P.S. Quem falou de livro comigo nos últimos três anos saiu com essa indicação. E talvez seja minha dica mais certeira.
passou batido
Uma pérola em que quase ninguém prestou atenção
DEPARTAMENTO DE ESPECULAÇÃO
Jenny Offill
tradução Carol Bensimon
Todavia
136 pp
Uma mulher encontra um homem, se apaixona, casa, tem filho e separa — e nenhuma sinopse pode parecer mais banal. Mas que belíssimo jeito de contar. O romance é todo feito de trechos de diário, às vezes uma carta, alguns excelentes aforismos, listas imperdíveis, uns bilhetes espirituosos (“Departamento de especulação”, do título, é como o casal endereça as cartas à guiza de DR que trocam o tempo todo) — e esses trechinhos todos vão montando um cenário pavoroso, dolorido, mas várias vezes cômico, que é o que chamamos de vida comum. No fim, a gente até fica com vontade de que ela radicalizasse mais, enlouquecesse mais, e tem lá um sotaque levemente moralista. Mas o caminho é muito aprazível, é um livrinho para uma tarde e eu não falo mal de nenhuma chance de dar umas risadas.
porque me ufano
Um brasileiro realmente bom, pra gente ter algum orgulho nessa vida
O OITO
Paloma Franca Amorim
Alameda
168 pp
O Oito é um bar numa periferia de Belém, que também não deixa de ser uma periferia no Brasil. O bar serve de encontro pra um grupo de jovens, e é um livro sobre juventude, claro, mas tem uma maturidade densa, descomunal, como parece que a vida obriga a eles terem. Muito impressionante como a Paloma escreve bonito, e como fala da floresta e da cidade, de sexualidade e de arte, de criação e de luto, de um drama familiar cheio de raízes e do Brasil. A narradora é muito atenta, e parece que tem mil olhos, capazes de falar de tudo. É lindo como ela, enquanto anda pelo Brasil (Rio de Janeiro, São Paulo, Belo Horizonte e sempre Belém), fala disso tudo que a gente conhece, mas também inventa um Brasil meio mítico, em que é possível andar tanto, com liberdade, alegria, mas sempre pisando devagar, porque a gente sabe que não é nada fácil. (E esse é só o primeiro romance dela, que tem outro livro de contos (crônicas?) de que me falam muito bem, com o título genial de Eu preferia ter perdido um olho. Vou atrás.)
esse é bom mas tem melhor
Se você gostou desse que tá todo mundo lendo, vai nesse pra prolongar a onda
Querido babaca
Virginie Despentes
tradução Marcela Vieira
Fósforo
280 pp
Eu mesma enquanto mini influencer fui correndo falar que o De quatro (da Miranda July, com tradução da Bruna Beber, a poeta mais malemolente do Brasil) era essa coca-cola toda. E acho que tem mesmo inúmeros méritos: ela é inteligente, divertida, sexy, um ser desejante, e a sinopse é uma delícia (de algum jeito, lembra a sinopse do A boa sorte, da Rosa Montero, outro livro que eu adoro, good vibes demais, que recomendo para todo mundo que pede um livro “alto astral”. e pedem muito.). E o começo do livro é essa surpresa deliciosa de ver a raridade da vida sexual de uma mulher entrando na menopausa de um jeito engraçado, vivo, desajeitado. Mas na segunda parte descamba pra um hipsterismo caricato que toma distância do que a gente reconhecia tão bem como vida real e chega num nicho todo dela que nem a Barra Funda abarcaria. Enfim. De todo modo, vale demais, rimos muito.

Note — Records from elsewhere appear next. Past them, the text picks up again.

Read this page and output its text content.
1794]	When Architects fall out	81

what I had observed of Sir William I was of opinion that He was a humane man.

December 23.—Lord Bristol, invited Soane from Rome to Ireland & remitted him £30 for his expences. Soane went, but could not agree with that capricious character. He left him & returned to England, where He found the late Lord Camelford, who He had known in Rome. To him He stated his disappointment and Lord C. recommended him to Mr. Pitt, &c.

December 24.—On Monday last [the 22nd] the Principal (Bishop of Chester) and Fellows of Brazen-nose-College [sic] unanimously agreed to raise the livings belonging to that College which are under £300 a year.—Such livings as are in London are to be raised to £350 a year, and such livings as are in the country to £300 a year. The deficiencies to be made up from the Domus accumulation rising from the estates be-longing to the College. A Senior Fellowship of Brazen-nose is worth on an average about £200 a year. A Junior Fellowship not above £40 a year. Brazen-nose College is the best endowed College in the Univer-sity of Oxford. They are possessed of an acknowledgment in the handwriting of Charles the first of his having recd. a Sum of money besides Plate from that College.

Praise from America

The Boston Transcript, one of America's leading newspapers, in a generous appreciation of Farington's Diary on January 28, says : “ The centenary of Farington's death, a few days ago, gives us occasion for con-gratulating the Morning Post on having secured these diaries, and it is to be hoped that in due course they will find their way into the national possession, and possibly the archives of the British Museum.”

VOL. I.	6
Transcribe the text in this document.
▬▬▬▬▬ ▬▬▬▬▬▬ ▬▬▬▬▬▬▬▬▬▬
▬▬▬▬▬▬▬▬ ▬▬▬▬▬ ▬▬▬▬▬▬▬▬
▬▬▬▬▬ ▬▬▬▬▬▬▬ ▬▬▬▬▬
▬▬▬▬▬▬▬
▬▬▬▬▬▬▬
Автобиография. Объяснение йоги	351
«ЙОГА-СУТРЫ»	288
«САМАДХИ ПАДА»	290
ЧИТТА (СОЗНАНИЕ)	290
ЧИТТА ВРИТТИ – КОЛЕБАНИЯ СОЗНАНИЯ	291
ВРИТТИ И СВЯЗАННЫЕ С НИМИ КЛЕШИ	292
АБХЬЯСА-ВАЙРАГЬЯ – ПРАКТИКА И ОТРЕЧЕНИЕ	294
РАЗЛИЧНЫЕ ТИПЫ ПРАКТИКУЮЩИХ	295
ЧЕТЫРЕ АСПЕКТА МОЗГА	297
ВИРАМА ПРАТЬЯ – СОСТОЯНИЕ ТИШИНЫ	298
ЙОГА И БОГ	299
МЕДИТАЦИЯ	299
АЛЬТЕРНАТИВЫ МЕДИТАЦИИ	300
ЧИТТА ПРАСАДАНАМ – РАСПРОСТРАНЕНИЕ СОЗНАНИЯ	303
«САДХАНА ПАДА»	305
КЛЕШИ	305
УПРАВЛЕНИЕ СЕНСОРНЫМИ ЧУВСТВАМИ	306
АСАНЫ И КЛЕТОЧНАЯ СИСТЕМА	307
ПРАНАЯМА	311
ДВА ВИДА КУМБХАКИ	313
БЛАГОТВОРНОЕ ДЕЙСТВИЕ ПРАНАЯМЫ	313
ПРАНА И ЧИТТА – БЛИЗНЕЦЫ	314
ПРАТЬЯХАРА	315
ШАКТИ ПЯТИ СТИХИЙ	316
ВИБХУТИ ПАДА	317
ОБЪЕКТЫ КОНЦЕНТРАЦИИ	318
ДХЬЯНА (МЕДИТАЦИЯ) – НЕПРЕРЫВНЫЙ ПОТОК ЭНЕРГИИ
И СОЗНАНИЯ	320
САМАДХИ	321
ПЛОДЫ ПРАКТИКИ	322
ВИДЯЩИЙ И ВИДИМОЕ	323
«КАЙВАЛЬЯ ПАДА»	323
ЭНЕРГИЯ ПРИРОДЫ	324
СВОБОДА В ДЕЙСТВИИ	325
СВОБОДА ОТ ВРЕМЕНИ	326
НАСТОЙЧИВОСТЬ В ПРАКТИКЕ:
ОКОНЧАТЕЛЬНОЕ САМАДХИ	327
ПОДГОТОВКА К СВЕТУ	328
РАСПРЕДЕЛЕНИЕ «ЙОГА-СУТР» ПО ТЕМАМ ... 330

Meio que na sequência peguei esse Querido babaca, da Virginie Despentes, com tradução da Marcela Vieira. Aqui no Brasil já somos fãs da Despentes (principalmente da não ficção hardcore Teoria King Kong), uma autora meio fina meio doidona, mas que fala umas pertinências sobre feminismo que acho que é bom prestar atenção. Eu, fã absoluta do Ligações perigosas desde aquela tradução ruim do Drummond (desculpem), acho romance epistolar a coisa mais chique do mundo (talvez por causa do meu viés fofoqueira, que fica feliz quando pode ler cartas alheias pois respaldada pela ficção). Aqui o romance epistolar acontece com a troca de correspondência (e posts) de três personagens contemporâneos demasiado contemporâneos. Um escritor relativamente reconhecido escreve um post muito cruel sobre uma atriz famosa com seus 45+, padecendo da pressão estética e etarismo do cinema francês (“padecendo” médio, porque ela toca o foda-se). Aí eles começam uma correspondência maravilhosa, agressiva, debochada, mas também sincera e em alguns momentos bem profunda, até que ele cai nas redes de um #metoo frenético que desembocará em seu inevitável cancelamento. É divertido e assustador como o mundo vai acontecendo a despeito deles. Isso é só o começo. Um livro de risos nervosos.
E para entender a treta da semana…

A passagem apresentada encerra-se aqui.